The risk heatmap and observatory dashboard are just plain html/js files. The AWS/Serverless bits are just for scaling and authentication.
The risk heatmap is made up of several elements:
- services
- asset groups
- assets
- indicators
All of these combine to determine how the services display risk.
Services are the focal point for rolling up the other elements into a risk-based heatmap view. Services are simply things you run in your environment (your website, your HR system, your order processing, etc). Services with little information (no assets, etc) are more opaque (i.e. see through). Services with a full compliment of asset groups/assets/indicators are solid. Each service is given three scores that determine its heatmap display:
- Risk score
- Visibility score
- Impact score
The risk score is the summary of the underlying asset groups, their assets and the risk score of the indicators we have visibility to. The visibility score is a rating of how much data/visibility we have about a service. The impact score is a rating of how impactful this service is in our environment to our overall risk.

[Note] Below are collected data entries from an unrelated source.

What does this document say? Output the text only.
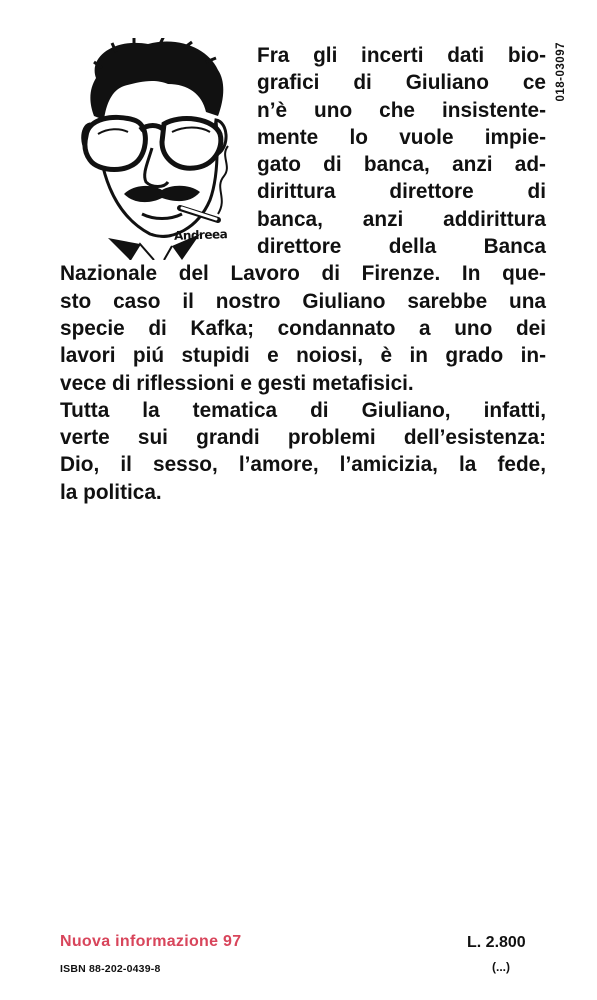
Andreea
018-03097
Fra gli incerti dati bio-
grafici di Giuliano ce
n’è uno che insistente-
mente lo vuole impie-
gato di banca, anzi ad-
dirittura direttore di
banca, anzi addirittura
direttore della Banca
Nazionale del Lavoro di Firenze. In que-
sto caso il nostro Giuliano sarebbe una
specie di Kafka; condannato a uno dei
lavori piú stupidi e noiosi, è in grado in-
vece di riflessioni e gesti metafisici.
Tutta la tematica di Giuliano, infatti,
verte sui grandi problemi dell’esistenza:
Dio, il sesso, l’amore, l’amicizia, la fede,
la politica.
Nuova informazione 97
ISBN 88-202-0439-8
L. 2.800
(...)
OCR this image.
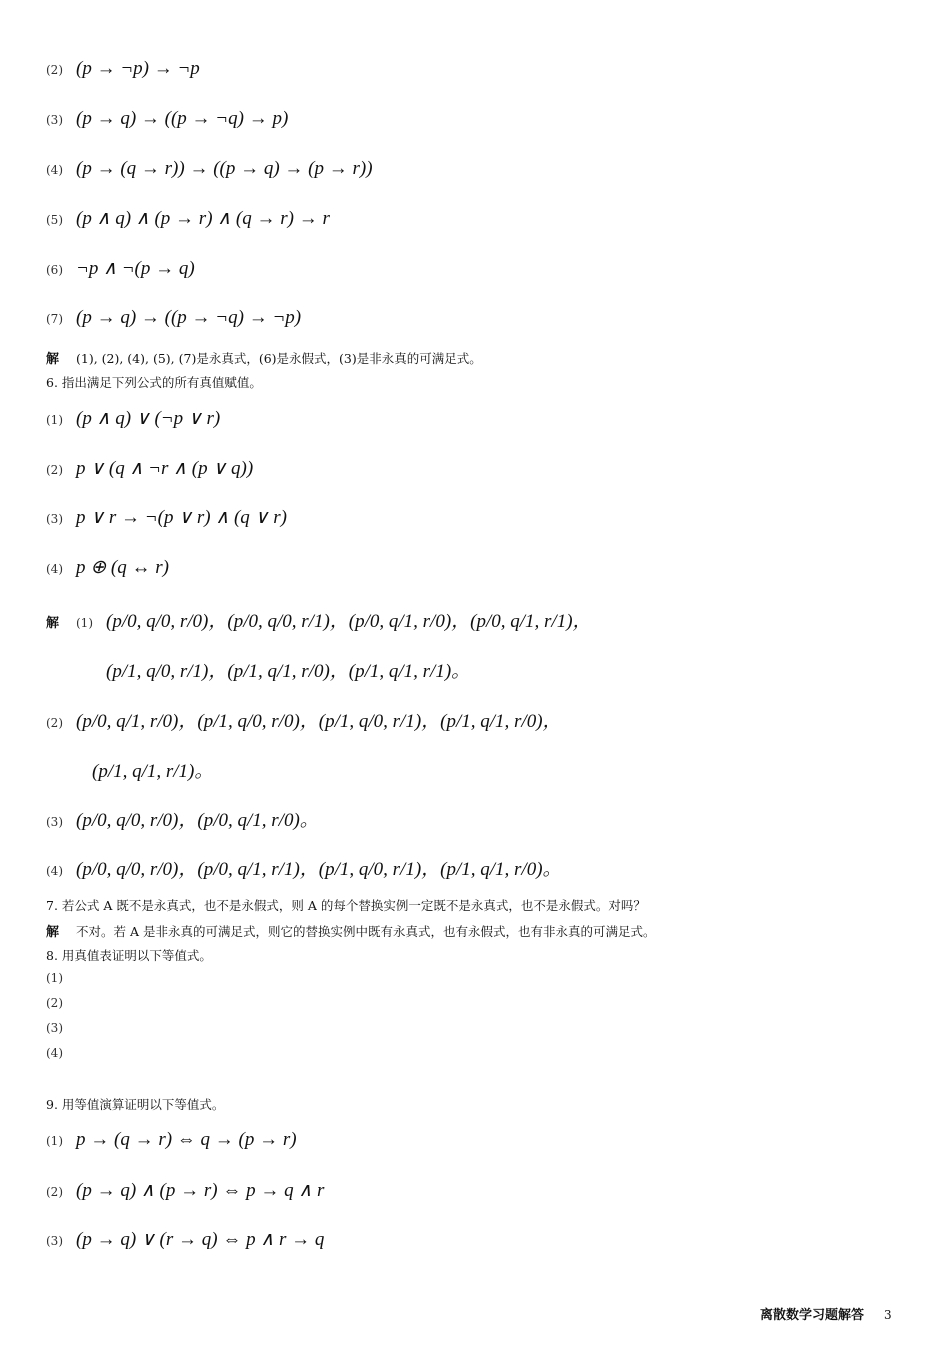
(2) (p → ¬p) → ¬p
(3) (p → q) → ((p → ¬q) → p)
(4) (p → (q → r)) → ((p → q) → (p → r))
(5) (p ∧ q) ∧ (p → r) ∧ (q → r) → r
(6) ¬p ∧ ¬(p → q)
(7) (p → q) → ((p → ¬q) → ¬p)
解 (1), (2), (4), (5), (7)是永真式，(6)是永假式，(3)是非永真的可满足式。
6. 指出满足下列公式的所有真值赋值。
(1) (p ∧ q) ∨ (¬p ∨ r)
(2) p ∨ (q ∧ ¬r ∧ (p ∨ q))
(3) p ∨ r → ¬(p ∨ r) ∧ (q ∨ r)
(4) p ⊕ (q ↔ r)
解 (1) (p/0, q/0, r/0)，(p/0, q/0, r/1)，(p/0, q/1, r/0)，(p/0, q/1, r/1)，
(p/1, q/0, r/1)，(p/1, q/1, r/0)，(p/1, q/1, r/1)。
(2) (p/0, q/1, r/0)，(p/1, q/0, r/0)，(p/1, q/0, r/1)，(p/1, q/1, r/0)，
(p/1, q/1, r/1)。
(3) (p/0, q/0, r/0)，(p/0, q/1, r/0)。
(4) (p/0, q/0, r/0)，(p/0, q/1, r/1)，(p/1, q/0, r/1)，(p/1, q/1, r/0)。
7. 若公式 A 既不是永真式，也不是永假式，则 A 的每个替换实例一定既不是永真式，也不是永假式。对吗？
解 不对。若 A 是非永真的可满足式，则它的替换实例中既有永真式，也有永假式，也有非永真的可满足式。
8. 用真值表证明以下等值式。
(1)
(2)
(3)
(4)
9. 用等值演算证明以下等值式。
(1) p → (q → r) ⇔ q → (p → r)
(2) (p → q) ∧ (p → r) ⇔ p → q ∧ r
(3) (p → q) ∨ (r → q) ⇔ p ∧ r → q
离散数学习题解答 3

- The display orients itself as follows:
- The higher the risk score, the taller the service.
- The higher the visibility score the less opague, more solid the service.

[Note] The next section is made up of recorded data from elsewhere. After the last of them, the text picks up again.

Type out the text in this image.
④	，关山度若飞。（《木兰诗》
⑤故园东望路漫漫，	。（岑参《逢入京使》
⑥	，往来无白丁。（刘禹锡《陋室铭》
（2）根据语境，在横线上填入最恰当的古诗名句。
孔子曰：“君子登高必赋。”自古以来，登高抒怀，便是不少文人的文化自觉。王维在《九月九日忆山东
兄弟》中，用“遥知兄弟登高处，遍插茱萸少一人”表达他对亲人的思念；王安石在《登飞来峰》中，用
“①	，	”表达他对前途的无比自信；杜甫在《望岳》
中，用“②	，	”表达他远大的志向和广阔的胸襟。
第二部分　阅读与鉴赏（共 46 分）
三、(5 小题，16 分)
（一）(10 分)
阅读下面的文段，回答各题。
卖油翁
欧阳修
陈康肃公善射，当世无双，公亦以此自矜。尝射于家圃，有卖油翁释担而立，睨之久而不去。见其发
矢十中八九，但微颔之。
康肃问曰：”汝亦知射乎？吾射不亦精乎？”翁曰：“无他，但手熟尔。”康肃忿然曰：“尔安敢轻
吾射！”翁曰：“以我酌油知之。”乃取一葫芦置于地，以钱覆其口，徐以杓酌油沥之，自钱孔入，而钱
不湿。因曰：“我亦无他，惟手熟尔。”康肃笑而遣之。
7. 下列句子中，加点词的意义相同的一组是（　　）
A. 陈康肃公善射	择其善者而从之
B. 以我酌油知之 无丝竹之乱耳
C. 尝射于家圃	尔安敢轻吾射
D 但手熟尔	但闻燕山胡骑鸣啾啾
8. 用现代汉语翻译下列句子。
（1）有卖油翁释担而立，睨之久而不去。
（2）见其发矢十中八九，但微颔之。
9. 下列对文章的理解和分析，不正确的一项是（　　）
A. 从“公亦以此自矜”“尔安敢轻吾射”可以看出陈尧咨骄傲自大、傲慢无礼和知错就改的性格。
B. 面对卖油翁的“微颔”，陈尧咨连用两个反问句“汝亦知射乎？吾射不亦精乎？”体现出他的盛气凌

- The higher the impact, the darker the color
From these display elements you can determine which services in your environment need attention.
- At the very least, a service needs to have the following JSON fields:
- name: The name of the service
- Ideally it also has:
- highest_risk_impact: The impact rating (one of unknown, none, low, medium, high, maximum)

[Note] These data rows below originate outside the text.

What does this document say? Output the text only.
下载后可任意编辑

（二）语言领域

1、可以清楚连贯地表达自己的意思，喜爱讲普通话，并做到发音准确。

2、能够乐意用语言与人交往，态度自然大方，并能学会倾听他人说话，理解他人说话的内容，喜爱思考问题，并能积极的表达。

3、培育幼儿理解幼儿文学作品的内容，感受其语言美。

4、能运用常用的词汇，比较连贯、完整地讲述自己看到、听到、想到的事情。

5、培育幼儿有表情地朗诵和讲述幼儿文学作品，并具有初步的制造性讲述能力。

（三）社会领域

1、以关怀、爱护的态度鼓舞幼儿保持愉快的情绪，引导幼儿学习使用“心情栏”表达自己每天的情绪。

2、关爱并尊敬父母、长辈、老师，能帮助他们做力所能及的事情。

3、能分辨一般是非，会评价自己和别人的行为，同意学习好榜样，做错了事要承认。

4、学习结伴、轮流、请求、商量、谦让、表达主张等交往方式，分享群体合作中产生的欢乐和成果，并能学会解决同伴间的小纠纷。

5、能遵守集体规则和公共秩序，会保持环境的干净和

If impact is not provided, it is considered 'unknown'. Any other key: value pairs associated with the service will be displayed in the details panel when a service is selected. URLs will automatically be turned into HTML links.
Asset groups are simply groups of asssets. For example if you have a 'Service' that is your company.com website, you may have an asset group for website-production and another one for website-development.
- An Asset group needs to have the following JSON fields:
- name: the name of the group (website-production for example)
- It can also contain:
- description: a text sentence about the group
An asset is a technical component of a service. A server, a database, an AWS account, a web site, etc can all be examples of an asset.
- Assets need the following JSON fields:
- asset_identifier: the unique identifier for the asset (server fqdn, website domain name, etc)
Any other key/value fields accompanying the asset will be used in displaying the detail
An indicator is meant to be a flexible way of relating something we know about an asset that may 'indicate' risk. For example, a summary of vulnerabilities associated with an asset, a score from the web observatory, a summary of a web application security scan, etc. Indicators are the most complex data model but follow a similar pattern:
- Fields:
- description: A sentence describing the indicator ("Mozilla Observatory scan" for example)
- details: a sub object containing the details for each type of indicator
Mozilla Observatory scores are summarized into indicators as follows:
"description": "Mozilla Observatory scan", "details": {
"grade": "A+", "tests": [
- {
- "name": "content-security-policy", "pass": true
}, {
"name": "contribute", "pass": true},
]
}, "event_source_name": "Mozilla Observatory", "id": "c996310e-9dda-4b93-aae5-6f9680e35fd9", "likelihood_indicator": "medium", "timestamp_utc": "2018-09-28T19:36:46.200307+00:00"
As you can see the grade along with the individual tests, noting pass/fail are presented.